Indeed, it did. The game topped the US charts and made Mekan about $1 million in revenue, enough to keep the company afloat for three years. Kiragu and his team designed the game at the 2021 training course in Cape Town, co-hosted by South African publishing startup Carry1st and CrazyLabs—a global leader with over 4 billion downloads. Africa, for context, accounts for just one percent of the $100 billion global industry.
"Evans' narrative arch is that of a typical hero: he was exposed to computers at an early age, grew up playing games and tinkering with electronics every chance he got."

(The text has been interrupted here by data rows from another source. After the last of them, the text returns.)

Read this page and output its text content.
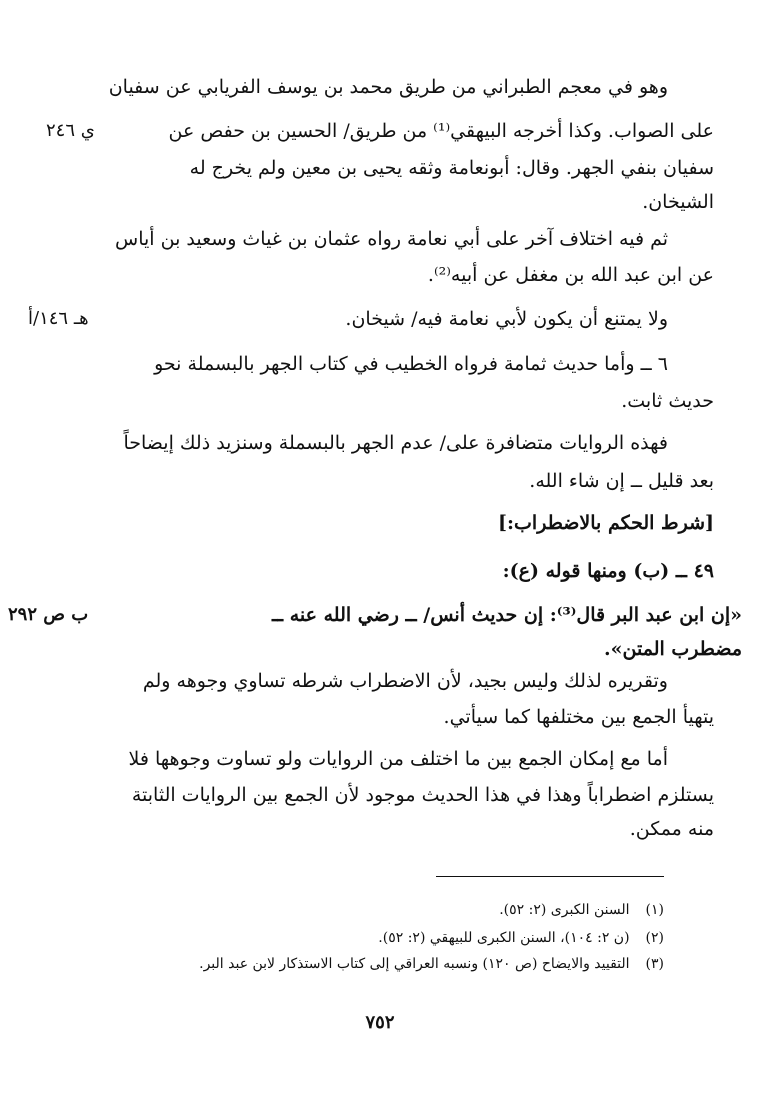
وهو في معجم الطبراني من طريق محمد بن يوسف الفريابي عن سفيان
على الصواب. وكذا أخرجه البيهقي⁽¹⁾ من طريق/ الحسين بن حفص عن
ي ٢٤٦
سفيان بنفي الجهر. وقال: أبونعامة وثقه يحيى بن معين ولم يخرج له
الشيخان.
ثم فيه اختلاف آخر على أبي نعامة رواه عثمان بن غياث وسعيد بن أياس
عن ابن عبد الله بن مغفل عن أبيه⁽²⁾.
ولا يمتنع أن يكون لأبي نعامة فيه/ شيخان.
هـ ١٤٦/أ
٦ ــ وأما حديث ثمامة فرواه الخطيب في كتاب الجهر بالبسملة نحو
حديث ثابت.
فهذه الروايات متضافرة على/ عدم الجهر بالبسملة وسنزيد ذلك إيضاحاً
بعد قليل ــ إن شاء الله.
[شرط الحكم بالاضطراب:]
٤٩ ــ (ب) ومنها قوله (ع):
«إن ابن عبد البر قال⁽³⁾: إن حديث أنس/ ــ رضي الله عنه ــ
ب ص ٢٩٢
مضطرب المتن».
وتقريره لذلك وليس بجيد، لأن الاضطراب شرطه تساوي وجوهه ولم
يتهيأ الجمع بين مختلفها كما سيأتي.
أما مع إمكان الجمع بين ما اختلف من الروايات ولو تساوت وجوهها فلا
يستلزم اضطراباً وهذا في هذا الحديث موجود لأن الجمع بين الروايات الثابتة
منه ممكن.
(١) السنن الكبرى (٢: ٥٢).
(٢) (ن ٢: ١٠٤)، السنن الكبرى للبيهقي (٢: ٥٢).
(٣) التقييد والايضاح (ص ١٢٠) ونسبه العراقي إلى كتاب الاستذكار لابن عبد البر.
٧٥٢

This was not when, however, he was born into the stage. But it was when he was christened. Before the training session, Evans had created at least 80 mobile titles. He made his first game, a first-person shooter zombie apocalypse flick, on a whim. In 2016, he released ‘Craving Carrots’, a 2D game that involves preventing ninjas, using a combination of weapons and booby traps, from acquiring carrots that can give them superhuman strength and thus enable them to overrun the world.
Evans’ narrative arch is that of a typical hero: he was exposed to computers at an early age, grew up playing games and tinkering with electronics every chance he got. He says he always fixed everything he broke, which is to say everything he touched. He later went on to do a short course in application development for Android and Nokia phones. By the time he was enrolling for a computer science degree at Jomo Kenyatta University of Agriculture and Technology (JKUAT), he was a star turning into a supernova, all exploding at once. He later attended the University of Cambridge to pursue Organizational Leadership and was in the Leading Change programme developed for the winners of the Queen’s Young Leaders Programme by the Institute of Continuing Education at the institution.
“I love to undertake side projects to further my skills. I am also a big fan of undertaking new tasks that will challenge me. At the moment, I am venturing into online multiplayer games, and I love it so far. I am also a certified Windows Phone app developer.”
The President, it seems, was just a coda to a glittering nascent career. And though much has been taken, much still abides. To have the products of his mind explored by people far and wide is, for him, the greatest reward for his long labours. That is what keeps him going. His superpower. In other words, his, well, trump card.